Neuerungen im Wagenbau.
Eines der wichtigsten Messwerkzeuge, deren sich der Mensch bei der Erforschung
der Natur, wie im alltäglichen Leben bedient, ist die Wage. Im gewöhnten Leben wird
von ihr neben einer gewissen nicht allzu grossen Genauigkeit besonders
Bequemlichkeit und Schnelligkeit der Handhabung gefordert; der Forscher wird ausser
diesen, auch ihm angenehmen Eigenschaften vornehmlich auf Genauigkeit der Wägung
Wert legen. Für ihn ist oft das Gewicht eines Papierschnitzels schon eine Grösse,
die bei seinen mühseligen Untersuchungen eine gewaltige Rolle spielt.
Da ist es kein Wunder, dass fortdauernd eine Unsumme von Geschicklichkeit und
Scharfsinn darauf verwandt wird, um immer grössere Vollkommenheit in der Herstellung
von Wagen zu erreichen und all die vielseitigen, oft schwer zu vereinenden Ansprüche
zu erfüllen.
Ich will versuchen, im Folgenden einen Ueberblick über Neuerungen im Wagenbau zu
geben. In diesem Beginnen haben mich eine Anzahl von Firmen, die auf diesem Gebiete
der Präzisionstechnik tätig sind, durch schätzenswerte Angaben auf das
zuvorkommendste unterstützt. Es sind dies: L Reimann,
Berlin SO. 16; Oskar A. Richter, Dresden; A. Verbeek & Peckholdt, Dresden-A.; August Sauter, Ebingen (Württemberg); Stückrath, Friedenau bei Berlin; R. Brunnée, (vormals Voigt
& Hochgesang), Göttingen; Max Bekel,
Hamburg; Paul Bunge, Hamburg-Eilbeck; Beckers Söhne, Rotterdamm, J.
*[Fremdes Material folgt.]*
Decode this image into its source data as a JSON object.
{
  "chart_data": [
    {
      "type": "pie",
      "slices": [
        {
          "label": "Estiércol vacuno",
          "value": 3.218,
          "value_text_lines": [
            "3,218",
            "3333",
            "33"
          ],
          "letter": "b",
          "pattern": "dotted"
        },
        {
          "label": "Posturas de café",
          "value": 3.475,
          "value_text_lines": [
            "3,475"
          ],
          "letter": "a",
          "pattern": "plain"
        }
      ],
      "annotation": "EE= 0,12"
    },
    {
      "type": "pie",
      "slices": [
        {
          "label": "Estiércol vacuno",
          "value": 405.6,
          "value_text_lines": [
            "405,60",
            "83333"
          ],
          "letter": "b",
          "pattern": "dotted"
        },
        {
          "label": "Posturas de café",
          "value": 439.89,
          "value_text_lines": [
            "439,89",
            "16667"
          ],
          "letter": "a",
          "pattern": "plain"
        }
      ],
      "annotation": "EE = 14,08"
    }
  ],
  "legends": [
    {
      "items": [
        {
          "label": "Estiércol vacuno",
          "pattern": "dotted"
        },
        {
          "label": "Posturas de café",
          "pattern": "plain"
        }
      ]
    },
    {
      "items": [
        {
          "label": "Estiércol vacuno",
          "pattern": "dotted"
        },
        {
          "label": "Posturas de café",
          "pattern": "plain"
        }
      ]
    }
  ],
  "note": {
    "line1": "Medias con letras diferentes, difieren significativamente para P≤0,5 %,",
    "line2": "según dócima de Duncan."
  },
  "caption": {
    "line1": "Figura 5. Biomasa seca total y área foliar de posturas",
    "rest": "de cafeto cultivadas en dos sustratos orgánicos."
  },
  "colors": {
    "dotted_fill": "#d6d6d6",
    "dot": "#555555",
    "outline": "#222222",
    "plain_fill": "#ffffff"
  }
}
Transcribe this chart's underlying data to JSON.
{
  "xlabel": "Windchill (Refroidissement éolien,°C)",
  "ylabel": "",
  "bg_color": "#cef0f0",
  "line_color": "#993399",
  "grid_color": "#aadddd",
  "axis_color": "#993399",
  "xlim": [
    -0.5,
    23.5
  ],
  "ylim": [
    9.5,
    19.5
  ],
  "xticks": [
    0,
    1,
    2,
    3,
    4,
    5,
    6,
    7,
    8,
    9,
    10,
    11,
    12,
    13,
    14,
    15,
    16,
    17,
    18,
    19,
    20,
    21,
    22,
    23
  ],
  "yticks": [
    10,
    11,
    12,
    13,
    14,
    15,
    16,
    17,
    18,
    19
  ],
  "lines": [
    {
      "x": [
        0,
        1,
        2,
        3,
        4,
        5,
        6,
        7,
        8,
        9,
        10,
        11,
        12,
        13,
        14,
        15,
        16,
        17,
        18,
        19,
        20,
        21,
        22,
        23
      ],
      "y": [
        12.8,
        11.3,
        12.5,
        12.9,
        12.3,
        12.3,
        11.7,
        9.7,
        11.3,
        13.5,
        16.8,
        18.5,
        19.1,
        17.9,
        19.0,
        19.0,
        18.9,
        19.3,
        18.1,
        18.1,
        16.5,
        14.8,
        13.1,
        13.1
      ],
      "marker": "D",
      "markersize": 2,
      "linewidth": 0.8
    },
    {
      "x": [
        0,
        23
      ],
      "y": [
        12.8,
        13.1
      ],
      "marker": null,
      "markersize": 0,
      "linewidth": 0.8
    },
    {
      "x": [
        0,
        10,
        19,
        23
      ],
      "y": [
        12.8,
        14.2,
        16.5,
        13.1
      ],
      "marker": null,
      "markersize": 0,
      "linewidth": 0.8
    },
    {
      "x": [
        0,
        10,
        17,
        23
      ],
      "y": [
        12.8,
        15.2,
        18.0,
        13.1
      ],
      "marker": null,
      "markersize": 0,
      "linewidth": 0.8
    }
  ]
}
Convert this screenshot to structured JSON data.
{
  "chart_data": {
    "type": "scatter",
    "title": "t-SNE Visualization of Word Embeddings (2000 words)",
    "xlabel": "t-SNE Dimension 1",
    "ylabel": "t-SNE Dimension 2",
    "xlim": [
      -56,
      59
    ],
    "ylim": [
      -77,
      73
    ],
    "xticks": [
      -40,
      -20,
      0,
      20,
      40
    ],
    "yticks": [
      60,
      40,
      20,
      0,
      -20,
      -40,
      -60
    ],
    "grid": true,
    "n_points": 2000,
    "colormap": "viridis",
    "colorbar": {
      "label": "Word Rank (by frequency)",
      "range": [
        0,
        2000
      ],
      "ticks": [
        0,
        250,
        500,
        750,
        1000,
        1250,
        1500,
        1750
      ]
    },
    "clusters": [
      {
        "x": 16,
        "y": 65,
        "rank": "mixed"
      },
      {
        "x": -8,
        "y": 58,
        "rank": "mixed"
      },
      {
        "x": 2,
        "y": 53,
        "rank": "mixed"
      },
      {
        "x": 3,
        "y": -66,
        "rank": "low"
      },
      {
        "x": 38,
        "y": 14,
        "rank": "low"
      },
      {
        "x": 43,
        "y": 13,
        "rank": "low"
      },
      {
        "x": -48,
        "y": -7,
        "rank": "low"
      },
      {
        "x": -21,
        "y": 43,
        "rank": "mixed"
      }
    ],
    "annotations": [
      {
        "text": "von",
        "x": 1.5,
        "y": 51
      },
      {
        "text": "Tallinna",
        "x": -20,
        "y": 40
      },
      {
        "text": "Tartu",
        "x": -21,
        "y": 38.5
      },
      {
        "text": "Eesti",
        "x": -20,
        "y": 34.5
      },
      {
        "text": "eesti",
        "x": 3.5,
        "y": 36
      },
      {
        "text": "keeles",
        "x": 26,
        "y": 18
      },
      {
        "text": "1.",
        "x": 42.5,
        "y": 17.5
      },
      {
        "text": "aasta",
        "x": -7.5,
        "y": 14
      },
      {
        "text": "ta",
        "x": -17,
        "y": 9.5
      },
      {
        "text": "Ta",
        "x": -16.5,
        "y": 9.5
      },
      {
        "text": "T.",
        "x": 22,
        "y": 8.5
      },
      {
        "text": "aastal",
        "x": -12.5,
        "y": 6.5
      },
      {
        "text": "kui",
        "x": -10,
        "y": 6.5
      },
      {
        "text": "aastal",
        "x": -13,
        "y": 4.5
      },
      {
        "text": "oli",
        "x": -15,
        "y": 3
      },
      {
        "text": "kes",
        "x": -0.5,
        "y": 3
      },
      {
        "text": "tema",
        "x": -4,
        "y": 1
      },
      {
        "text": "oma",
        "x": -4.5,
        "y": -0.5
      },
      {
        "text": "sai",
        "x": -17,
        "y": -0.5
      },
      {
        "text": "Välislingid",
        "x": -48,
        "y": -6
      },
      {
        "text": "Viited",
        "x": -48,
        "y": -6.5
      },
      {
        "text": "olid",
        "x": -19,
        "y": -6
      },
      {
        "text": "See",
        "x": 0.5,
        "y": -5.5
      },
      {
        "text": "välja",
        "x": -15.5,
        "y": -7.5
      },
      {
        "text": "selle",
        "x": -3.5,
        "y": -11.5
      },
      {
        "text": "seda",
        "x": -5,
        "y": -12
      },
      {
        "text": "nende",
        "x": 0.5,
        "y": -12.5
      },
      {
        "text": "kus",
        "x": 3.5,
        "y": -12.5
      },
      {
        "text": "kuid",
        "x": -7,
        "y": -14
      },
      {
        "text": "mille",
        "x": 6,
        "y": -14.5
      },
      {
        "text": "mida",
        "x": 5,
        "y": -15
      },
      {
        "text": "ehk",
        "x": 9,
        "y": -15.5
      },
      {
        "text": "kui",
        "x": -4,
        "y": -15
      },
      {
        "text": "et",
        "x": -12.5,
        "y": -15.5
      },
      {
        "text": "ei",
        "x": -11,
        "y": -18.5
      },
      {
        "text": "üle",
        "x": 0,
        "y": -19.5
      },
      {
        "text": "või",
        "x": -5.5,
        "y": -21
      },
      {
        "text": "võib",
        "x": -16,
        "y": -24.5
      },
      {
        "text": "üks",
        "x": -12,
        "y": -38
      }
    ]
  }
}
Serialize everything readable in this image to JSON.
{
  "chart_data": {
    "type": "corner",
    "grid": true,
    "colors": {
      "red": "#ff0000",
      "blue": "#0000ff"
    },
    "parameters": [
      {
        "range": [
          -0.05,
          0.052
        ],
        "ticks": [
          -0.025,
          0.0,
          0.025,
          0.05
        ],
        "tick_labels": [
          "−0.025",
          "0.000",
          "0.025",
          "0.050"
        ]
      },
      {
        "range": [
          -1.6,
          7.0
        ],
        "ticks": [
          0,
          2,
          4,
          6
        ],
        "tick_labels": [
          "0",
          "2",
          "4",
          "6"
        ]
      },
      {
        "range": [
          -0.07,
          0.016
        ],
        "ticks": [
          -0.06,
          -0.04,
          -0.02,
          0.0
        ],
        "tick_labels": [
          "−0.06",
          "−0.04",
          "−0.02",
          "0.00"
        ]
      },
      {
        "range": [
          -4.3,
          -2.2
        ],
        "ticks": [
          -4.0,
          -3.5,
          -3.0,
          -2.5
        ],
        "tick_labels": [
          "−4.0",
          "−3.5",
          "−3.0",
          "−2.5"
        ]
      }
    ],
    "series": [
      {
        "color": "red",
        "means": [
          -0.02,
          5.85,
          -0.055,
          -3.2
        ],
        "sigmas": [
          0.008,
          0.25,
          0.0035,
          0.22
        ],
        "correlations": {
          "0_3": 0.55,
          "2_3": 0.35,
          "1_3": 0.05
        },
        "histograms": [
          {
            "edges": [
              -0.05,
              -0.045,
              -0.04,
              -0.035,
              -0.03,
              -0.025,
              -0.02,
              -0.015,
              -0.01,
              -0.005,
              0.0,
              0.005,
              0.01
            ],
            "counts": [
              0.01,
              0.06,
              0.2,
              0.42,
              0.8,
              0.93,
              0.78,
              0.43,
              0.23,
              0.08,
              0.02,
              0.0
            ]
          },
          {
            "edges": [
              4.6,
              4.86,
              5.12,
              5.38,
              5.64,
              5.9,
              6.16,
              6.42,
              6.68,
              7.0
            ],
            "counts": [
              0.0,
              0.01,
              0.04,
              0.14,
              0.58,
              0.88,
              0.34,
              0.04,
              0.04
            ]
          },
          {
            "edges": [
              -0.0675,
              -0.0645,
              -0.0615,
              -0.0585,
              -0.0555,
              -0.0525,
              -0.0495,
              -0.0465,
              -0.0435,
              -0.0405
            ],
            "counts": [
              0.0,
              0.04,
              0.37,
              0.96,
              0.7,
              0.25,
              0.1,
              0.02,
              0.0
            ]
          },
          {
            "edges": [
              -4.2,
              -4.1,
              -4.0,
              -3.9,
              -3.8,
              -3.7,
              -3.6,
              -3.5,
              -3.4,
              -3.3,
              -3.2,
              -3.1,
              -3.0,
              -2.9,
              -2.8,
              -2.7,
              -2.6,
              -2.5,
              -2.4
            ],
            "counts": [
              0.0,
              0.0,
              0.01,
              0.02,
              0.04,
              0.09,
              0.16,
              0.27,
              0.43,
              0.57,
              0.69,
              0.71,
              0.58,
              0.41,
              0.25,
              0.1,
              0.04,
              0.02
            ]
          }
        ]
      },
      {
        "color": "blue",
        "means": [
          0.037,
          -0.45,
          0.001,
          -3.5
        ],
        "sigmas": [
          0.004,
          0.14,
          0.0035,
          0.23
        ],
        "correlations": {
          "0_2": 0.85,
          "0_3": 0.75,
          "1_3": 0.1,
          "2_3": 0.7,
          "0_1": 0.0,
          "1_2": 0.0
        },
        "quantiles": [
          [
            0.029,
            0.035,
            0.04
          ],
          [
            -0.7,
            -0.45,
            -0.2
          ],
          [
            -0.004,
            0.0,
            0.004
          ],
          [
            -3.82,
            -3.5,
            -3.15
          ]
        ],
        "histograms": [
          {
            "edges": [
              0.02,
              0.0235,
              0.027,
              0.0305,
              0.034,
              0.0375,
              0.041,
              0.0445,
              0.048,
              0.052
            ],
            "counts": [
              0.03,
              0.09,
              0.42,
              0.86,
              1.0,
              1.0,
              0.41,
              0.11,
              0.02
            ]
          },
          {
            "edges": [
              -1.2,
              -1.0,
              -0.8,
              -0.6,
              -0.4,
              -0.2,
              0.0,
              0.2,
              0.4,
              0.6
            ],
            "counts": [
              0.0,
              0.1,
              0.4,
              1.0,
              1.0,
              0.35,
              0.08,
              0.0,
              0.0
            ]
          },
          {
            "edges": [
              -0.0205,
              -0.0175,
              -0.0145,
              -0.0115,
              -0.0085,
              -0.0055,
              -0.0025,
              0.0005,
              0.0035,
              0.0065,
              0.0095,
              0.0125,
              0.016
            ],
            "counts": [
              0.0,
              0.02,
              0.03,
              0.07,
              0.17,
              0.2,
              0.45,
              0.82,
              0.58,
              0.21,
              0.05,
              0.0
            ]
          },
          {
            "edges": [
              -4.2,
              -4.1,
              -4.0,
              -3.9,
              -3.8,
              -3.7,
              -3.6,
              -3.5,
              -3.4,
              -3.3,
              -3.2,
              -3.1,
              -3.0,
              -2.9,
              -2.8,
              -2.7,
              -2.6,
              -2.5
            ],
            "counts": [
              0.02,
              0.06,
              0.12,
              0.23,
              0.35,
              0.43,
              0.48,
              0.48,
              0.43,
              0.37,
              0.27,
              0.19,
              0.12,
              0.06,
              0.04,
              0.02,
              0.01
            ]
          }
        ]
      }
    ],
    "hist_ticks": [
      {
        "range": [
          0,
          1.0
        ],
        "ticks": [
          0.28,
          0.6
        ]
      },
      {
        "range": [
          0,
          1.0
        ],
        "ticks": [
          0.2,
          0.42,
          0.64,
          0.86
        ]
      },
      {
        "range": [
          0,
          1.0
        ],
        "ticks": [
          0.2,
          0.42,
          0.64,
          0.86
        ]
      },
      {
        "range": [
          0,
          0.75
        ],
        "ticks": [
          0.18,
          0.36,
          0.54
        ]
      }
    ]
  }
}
& A. Bosch, Strassburg i. E.; Albert
Rueprecht, Wien. In hohem Grade bin ich auch Herrn Dr. Felgenträger von der Normal-Eichungs-Kommission zu
Charlottenburg und Herrn Geh. Rat Witt zu Dank
verpflichtet, die mir wertvolle mündliche Mitteilungen gemacht haben.
Aus der Fülle des Stoffes habe ich eine Auswahl getroffen und um der
Uebersichtlichkeit willen manche interessante Anordnung nur flüchtig erwähnt oder
gar mit Stillschweigen übergangen.
Auch habe ich mich in bezug auf den Begriff Neuerung an keine bestimmte Jahreszahl
gebunden, sondern in den Zusammenhang einige Anordnungen, die schon allgemeiner
verbreitet sind, eingefügt, wenn sie mir besonders bemerkenswert schienen.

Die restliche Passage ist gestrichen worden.